Every contact a visitor has with a destination — from the first point of research, to the booking process, including in some cases applying for a visa — every touch point — is a ‘moment of truth’ between the intending traveller and our wonderful destination. And every ‘moment of truth’ must be a positive experience.

These experiences can make or break our destination appeal and being known as a friendly, streamlined and quality destination is a marketing asset we should focus on. Tourism Australia has done this with the resurgence of the ‘Dundee’ campaign which elevates one of our greatest assets — good humoured, welcoming and friendly Australians.

While the Federal Government has done a great deal to deliver more efficiencies for international travellers, we are still seeing some issues in the system that are having an immediate negative impact.

One of these issues is how we are managing the growing Indian market. In the past few years, India has gone from ‘one to watch’ to a clearly growing market and in the 12 months to December 2017, this was our strongest growing market in both visitor numbers and spend.

At the same time, our members report increasing frustration with the visa approval system which is failing to keep up with these increasing volumes.
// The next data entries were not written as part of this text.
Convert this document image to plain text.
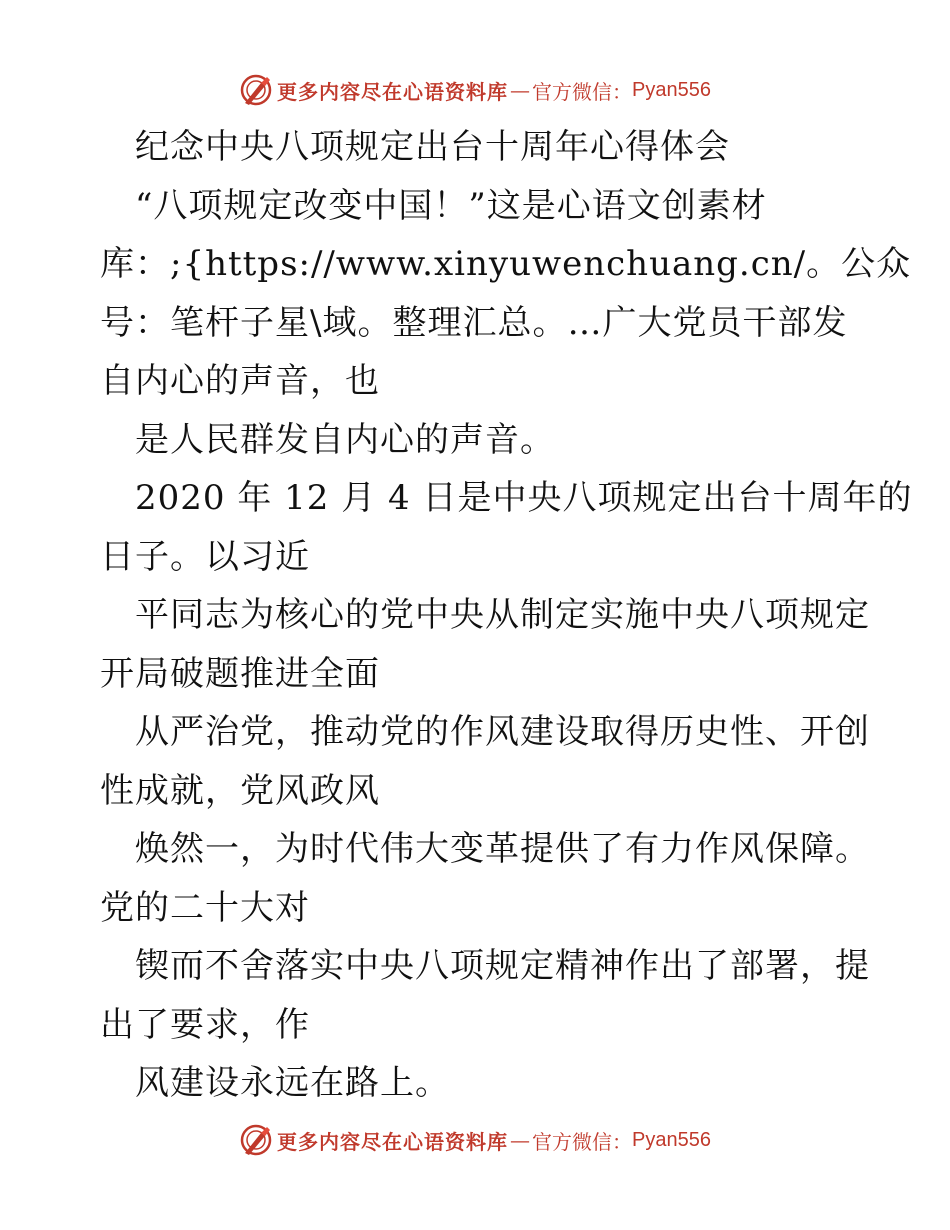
更多内容尽在心语资料库 — 官方微信： Pyan556
纪念中央八项规定出台十周年心得体会
“八项规定改变中国！”这是心语文创素材
库：;{https://www.xinyuwenchuang.cn/。公众
号：笔杆子星\域。整理汇总。…广大党员干部发
自内心的声音，也
是人民群发自内心的声音。
2020 年 12 月 4 日是中央八项规定出台十周年的
日子。以习近
平同志为核心的党中央从制定实施中央八项规定
开局破题推进全面
从严治党，推动党的作风建设取得历史性、开创
性成就，党风政风
焕然一，为时代伟大变革提供了有力作风保障。
党的二十大对
锲而不舍落实中央八项规定精神作出了部署，提
出了要求，作
风建设永远在路上。
更多内容尽在心语资料库 — 官方微信： Pyan556
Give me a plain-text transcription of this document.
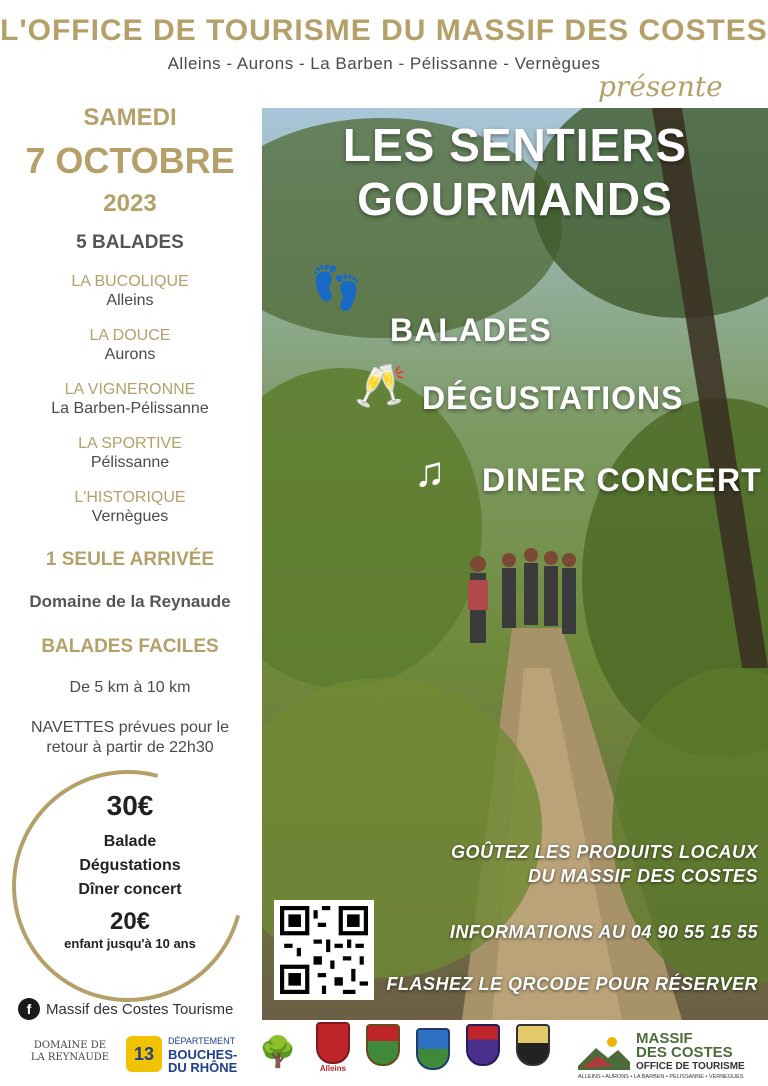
L'OFFICE DE TOURISME DU MASSIF DES COSTES
Alleins - Aurons - La Barben - Pélissanne - Vernègues
présente
SAMEDI
7 OCTOBRE
2023
5 BALADES
LA BUCOLIQUE
Alleins
LA DOUCE
Aurons
LA VIGNERONNE
La Barben-Pélissanne
LA SPORTIVE
Pélissanne
L'HISTORIQUE
Vernègues
1 SEULE ARRIVÉE
Domaine de la Reynaude
BALADES FACILES
De 5 km à 10 km
NAVETTES prévues pour le
retour à partir de 22h30
30€
Balade
Dégustations
Dîner concert
20€
enfant jusqu'à 10 ans
f Massif des Costes Tourisme
LES SENTIERS
GOURMANDS
👣
BALADES
🥂 DÉGUSTATIONS
♫ DINER CONCERT
GOÛTEZ LES PRODUITS LOCAUX
DU MASSIF DES COSTES
INFORMATIONS AU 04 90 55 15 55
FLASHEZ LE QRCODE POUR RÉSERVER
DOMAINE DE
LA REYNAUDE	13
DÉPARTEMENT
BOUCHES-
DU RHÔNE 🌳	Alleins
MASSIF
DES COSTES
OFFICE DE TOURISME
ALLEINS • AURONS • LA BARBEN • PÉLISSANNE • VERNÈGUES
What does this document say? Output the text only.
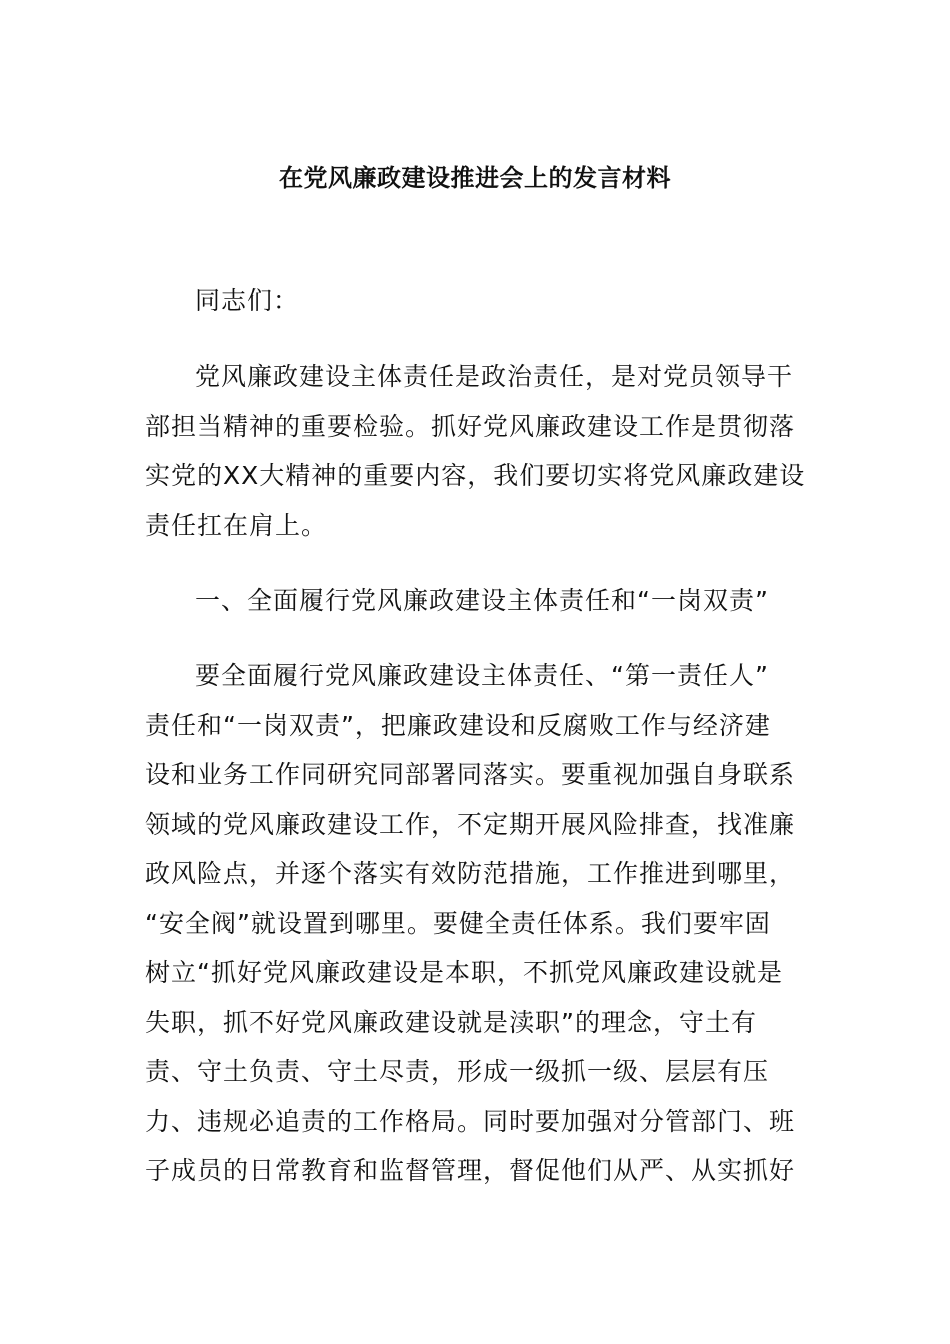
在党风廉政建设推进会上的发言材料
同志们：
党风廉政建设主体责任是政治责任，是对党员领导干
部担当精神的重要检验。抓好党风廉政建设工作是贯彻落
实党的XX大精神的重要内容，我们要切实将党风廉政建设
责任扛在肩上。
一、全面履行党风廉政建设主体责任和“一岗双责”
要全面履行党风廉政建设主体责任、“第一责任人”
责任和“一岗双责”，把廉政建设和反腐败工作与经济建
设和业务工作同研究同部署同落实。要重视加强自身联系
领域的党风廉政建设工作，不定期开展风险排查，找准廉
政风险点，并逐个落实有效防范措施，工作推进到哪里，
“安全阀”就设置到哪里。要健全责任体系。我们要牢固
树立“抓好党风廉政建设是本职，不抓党风廉政建设就是
失职，抓不好党风廉政建设就是渎职”的理念，守土有
责、守土负责、守土尽责，形成一级抓一级、层层有压
力、违规必追责的工作格局。同时要加强对分管部门、班
子成员的日常教育和监督管理，督促他们从严、从实抓好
Long visa processing times are now having a detrimental impact on decisions for not only Indian travellers, but also the Indian travel wholesaler and the inbound operators who facilitate their travel to Australia.

We now have Indian travel wholesalers thinking twice about putting Australia on their destination list. And the truth is that with so many other destinations competing aggressively for the Indian tourism dollar, we risk our destination being put in the too hard basket.

With so many first-time visitors, particularly those from non-English speaking backgrounds, engaging with Australia, we need to make sure we get this visa equation right and that every touch point in the travel planning experience is a positive ‘moment of truth’.